In the face of radiation exposure, we fret about things like radiation sickness, cancer and even burns. That happens when radiation destroys and alters organic molecules.

Potassium is Elemental

Sure, Mom always reminded you to eat foods like bananas and spinach to “get your potassium,” so if Mom said it, we definitely needed it. And a banana has about 425 milligrams of potassium. Groups of potassium atoms always have a small sub-clique of non-conformists called K-40. Remember high school chemistry? K is the symbol for potassium. K-40 is an unstable, radioactive mutant.

Anyway, K-40 is radioactive but decidedly lackadaisical in the commitment area, having a half-life of something like a billion years. Without boring the potassium out of you, that means hardly any radiation is emitted from a banana, at least in our lifetimes. And as we all know from experience, a fresh banana almost goes terrible within 12 minutes after getting home from the store.

Bananas = Instant Death?

I know what you’re thinking. These idiots at The Practical Guide to Life just ruined my breakfast, and future table-side bananas foster dessert experiences.
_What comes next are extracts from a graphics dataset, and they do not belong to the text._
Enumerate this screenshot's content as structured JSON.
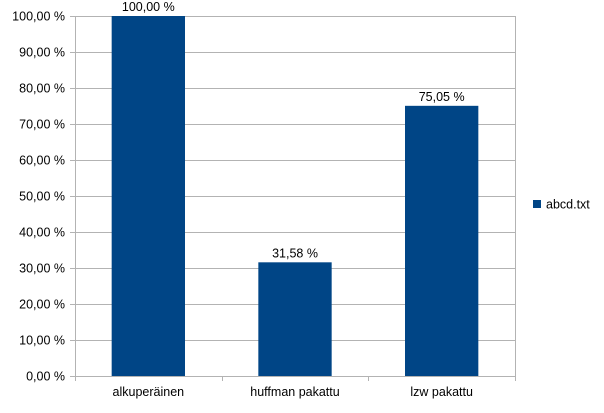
{
  "chart_data": {
    "type": "bar",
    "categories": [
      "alkuperäinen",
      "huffman pakattu",
      "lzw pakattu"
    ],
    "series": [
      {
        "name": "abcd.txt",
        "values": [
          100.0,
          31.58,
          75.05
        ],
        "data_labels": [
          "100,00 %",
          "31,58 %",
          "75,05 %"
        ]
      }
    ],
    "ylim": [
      0,
      100
    ],
    "y_ticks": [
      0,
      10,
      20,
      30,
      40,
      50,
      60,
      70,
      80,
      90,
      100
    ],
    "y_tick_labels": [
      "0,00 %",
      "10,00 %",
      "20,00 %",
      "30,00 %",
      "40,00 %",
      "50,00 %",
      "60,00 %",
      "70,00 %",
      "80,00 %",
      "90,00 %",
      "100,00 %"
    ],
    "title": "",
    "xlabel": "",
    "ylabel": "",
    "grid": true,
    "legend_position": "right",
    "colors": {
      "bar": "#004586",
      "grid": "#b3b3b3",
      "axis": "#b3b3b3"
    }
  }
}
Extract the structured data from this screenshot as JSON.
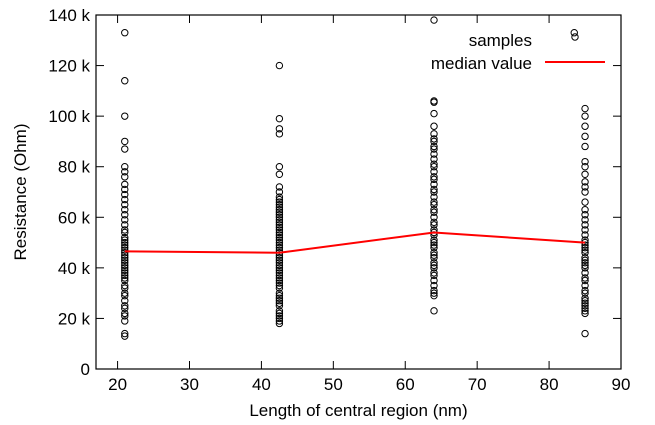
{
  "chart_data": {
    "type": "scatter",
    "title": "",
    "xlabel": "Length of central region (nm)",
    "ylabel": "Resistance (Ohm)",
    "xlim": [
      17,
      90
    ],
    "ylim": [
      0,
      140000
    ],
    "x_ticks": [
      20,
      30,
      40,
      50,
      60,
      70,
      80,
      90
    ],
    "x_tick_labels": [
      "20",
      "30",
      "40",
      "50",
      "60",
      "70",
      "80",
      "90"
    ],
    "y_ticks": [
      0,
      20000,
      40000,
      60000,
      80000,
      100000,
      120000,
      140000
    ],
    "y_tick_labels": [
      "0",
      "20 k",
      "40 k",
      "60 k",
      "80 k",
      "100 k",
      "120 k",
      "140 k"
    ],
    "grid": false,
    "legend": {
      "position": "top-right",
      "entries": [
        "samples",
        "median value"
      ]
    },
    "series": [
      {
        "name": "samples",
        "kind": "scatter",
        "marker": "open-circle",
        "color": "#000000",
        "groups": [
          {
            "x": 21,
            "y": [
              133000,
              114000,
              100000,
              90000,
              87000,
              80000,
              78000,
              76000,
              73000,
              71000,
              69000,
              67000,
              65000,
              63000,
              61000,
              59000,
              57000,
              55000,
              54000,
              52000,
              51000,
              50000,
              49000,
              48000,
              47000,
              46000,
              45000,
              44000,
              43000,
              42000,
              41000,
              40000,
              39000,
              38000,
              37000,
              36000,
              35000,
              33000,
              32000,
              30000,
              29000,
              27000,
              25000,
              24000,
              22000,
              21000,
              19000,
              14000,
              13000
            ]
          },
          {
            "x": 42.5,
            "y": [
              120000,
              99000,
              95000,
              93000,
              80000,
              77000,
              72000,
              70000,
              68000,
              67000,
              66000,
              65000,
              64000,
              63000,
              62000,
              61000,
              60000,
              59000,
              58000,
              57000,
              56000,
              55000,
              54000,
              53000,
              52000,
              51000,
              50000,
              49000,
              48000,
              47000,
              46000,
              45000,
              44000,
              43000,
              42000,
              41000,
              40000,
              39000,
              38000,
              37000,
              36000,
              35000,
              34000,
              33000,
              32000,
              30000,
              29000,
              28000,
              27000,
              26000,
              25000,
              23000,
              22000,
              21000,
              20000,
              19000,
              18000
            ]
          },
          {
            "x": 64,
            "y": [
              138000,
              106000,
              105500,
              101000,
              96000,
              93000,
              91000,
              90000,
              88000,
              87000,
              85000,
              83000,
              81000,
              80000,
              78000,
              76000,
              75000,
              73000,
              71000,
              70000,
              68000,
              66000,
              65000,
              63000,
              62000,
              60000,
              58000,
              57000,
              55000,
              54000,
              53000,
              51000,
              50000,
              49000,
              48000,
              46000,
              45000,
              44000,
              42000,
              41000,
              40000,
              38000,
              37000,
              35000,
              33000,
              31000,
              30000,
              29000,
              23000
            ]
          },
          {
            "x": 83.5,
            "y": [
              133000
            ]
          },
          {
            "x": 85,
            "y": [
              103000,
              100000,
              96000,
              92000,
              88000,
              82000,
              80000,
              77000,
              74000,
              72000,
              70000,
              66000,
              63000,
              61000,
              59000,
              57000,
              55000,
              53000,
              51000,
              50000,
              49000,
              48000,
              47000,
              46000,
              44000,
              43000,
              42000,
              41000,
              40000,
              38000,
              36000,
              35000,
              33000,
              31000,
              30000,
              28000,
              27000,
              26000,
              25000,
              24000,
              23000,
              22000,
              14000
            ]
          }
        ]
      },
      {
        "name": "median value",
        "kind": "line",
        "color": "#ff0000",
        "x": [
          21,
          42.5,
          64,
          85
        ],
        "y": [
          46500,
          46000,
          54000,
          50000
        ]
      }
    ]
  }
}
Will you now feel electrons blasting through your body, headed en masse for the nearest nuclear bomb factory, every time you enjoy a banana?

Nah, and the level of exposure you get from a banana is less than the odds of a Congressman reaching for the lunch tab. Barely. Because of that unimpressive half-life, a banana only emits about .01 millirems of radiation. To put that in perspective, an X-ray doses you with somewhere between a few and hundreds of millirems, depending on the type. Flying across the country will blast you with 30 or more millirems—round trip. And your granite countertop leaks 0.1 millirems per year.

So enjoy your banana daiquiri. Just don’t leave it on the granite countertop too long. In a billion years or so, it just might become dangerous.